For a plaintiff to resist absolution from instance, evidence (not mere pleadings) must establish all essential elements of the claim upon which a reasonable court could or might find in the plaintiff's favour. A party is bound by its pleadings and cannot prove a different case at trial. Under Zimbabwean common law (following South African jurisprudence in Administrator, Natal v Edouard 1990 (3) SA 581 (A)), non-patrimonial damages such as mental anguish, distress, discomfort, inconvenience or sentimental loss cannot be recovered on the basis of breach of contract - only patrimonial loss is recoverable for contractual breach. Claims for non-patrimonial loss must be founded in delict, requiring proof of fault and causation. A right of first refusal can only be created by express agreement between parties and requires that the grantor be prepared to sell to a third party at a given price before the grantee's right is triggered. Where a plaintiff's evidence is manifestly unreliable, contradictory, unsupported by documentation, and fails to establish essential elements of liability and quantum, absolution from instance must be granted.

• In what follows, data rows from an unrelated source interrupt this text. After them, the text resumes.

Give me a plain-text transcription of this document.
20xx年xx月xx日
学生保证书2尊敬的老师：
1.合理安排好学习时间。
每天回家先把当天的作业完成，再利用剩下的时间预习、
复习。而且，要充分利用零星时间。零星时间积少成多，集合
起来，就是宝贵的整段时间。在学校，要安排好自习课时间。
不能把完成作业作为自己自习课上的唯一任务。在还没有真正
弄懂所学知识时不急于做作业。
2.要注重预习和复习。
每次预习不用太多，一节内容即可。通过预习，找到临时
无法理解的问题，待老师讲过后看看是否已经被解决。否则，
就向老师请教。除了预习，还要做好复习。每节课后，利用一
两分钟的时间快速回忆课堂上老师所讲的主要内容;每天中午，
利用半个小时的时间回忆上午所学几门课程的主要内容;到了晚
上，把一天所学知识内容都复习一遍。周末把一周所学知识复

The court made several observations: (1) Self-acting litigants have a constitutional right to appear in person, creating a special duty on courts to accommodate procedural shortcomings without creating perception of descending into the arena (citing Crnkovic v Mpofu CCZ 01-24); (2) A witness giving oral testimony should testify from memory and not read from prepared notes, though memory may be refreshed from contemporaneous documents compiled or verified by the witness when facts were fresh; (3) It would be absurd on common business sense to imply a term requiring a landlord to provide security costing US$1,050 per month when the tenant was paying only US$750 monthly rent and was in arrears; (4) Litigants must take court proceedings seriously and desist from abusing the court process - frivolous and vexatious litigation wastes judicial resources that could be used for worthy causes; (5) The court described the plaintiff's claim as 'preposterous', 'indubitably vexatious', 'buffoonery', and a 'complete waste of the court's time and judicial resources'; (6) The South African Appellate Division's refusal in Administrator, Natal v Edouard to extend the law to permit recovery of non-patrimonial loss for breach of contract (declining to follow English cases like Jarvis v Swan's Tours) reflects Zimbabwean common law, and such extension can only be effected by the legislature.

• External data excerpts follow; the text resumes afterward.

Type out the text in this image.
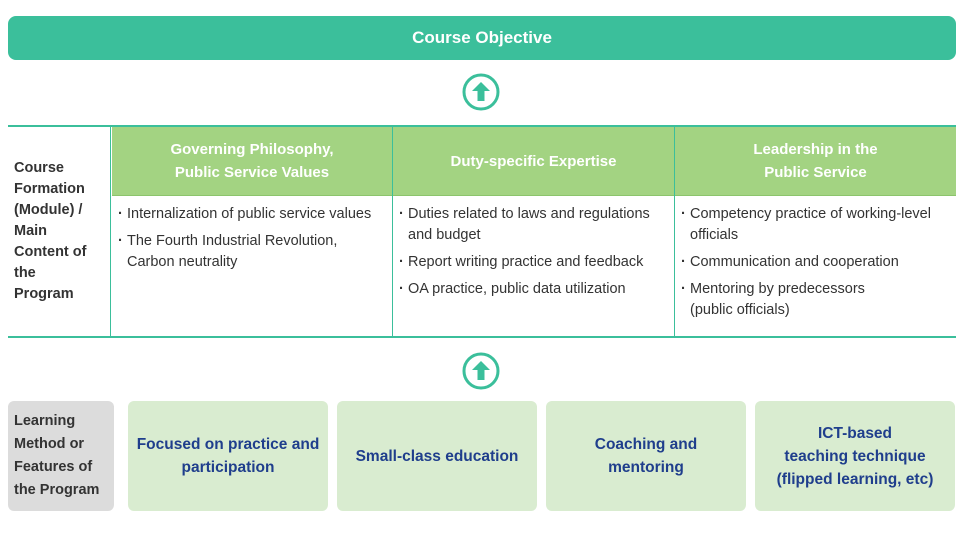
Course Objective
Course
Formation
(Module) /
Main
Content of
the
Program
Governing Philosophy,
Public Service Values
· Internalization of public service values
· The Fourth Industrial Revolution, Carbon neutrality
Duty-specific Expertise
· Duties related to laws and regulations and budget
· Report writing practice and feedback
· OA practice, public data utilization
Leadership in the
Public Service
· Competency practice of working-level officials
· Communication and cooperation
· Mentoring by predecessors
(public officials)
Learning
Method or
Features of
the Program
Focused on practice and
participation
Small-class education
Coaching and
mentoring
ICT-based
teaching technique
(flipped learning, etc)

This case reinforces fundamental principles of Zimbabwean civil procedure and contract law: (1) the test for absolution from instance requires a plaintiff to adduce evidence proving all essential elements of the claim, not merely plead them; (2) parties are bound by their pleadings and cannot advance a different case at trial without amendment; (3) litigants must establish both liability and quantum with proper evidence; (4) under common law, non-patrimonial damages (mental anguish, distress, discomfort) cannot be recovered for breach of contract - only patrimonial loss is recoverable; such claims must be founded in delict; (5) a right of first refusal must be created by agreement and cannot be implied; (6) self-acting litigants must still meet procedural and evidentiary requirements, though courts should accommodate reasonable shortcomings without entering the arena; (7) costs on a legal practitioner and client scale are warranted where claims are frivolous, vexatious or constitute an abuse of process. The judgment demonstrates the court's willingness to protect defendants from meritless litigation while maintaining fairness to unrepresented litigants.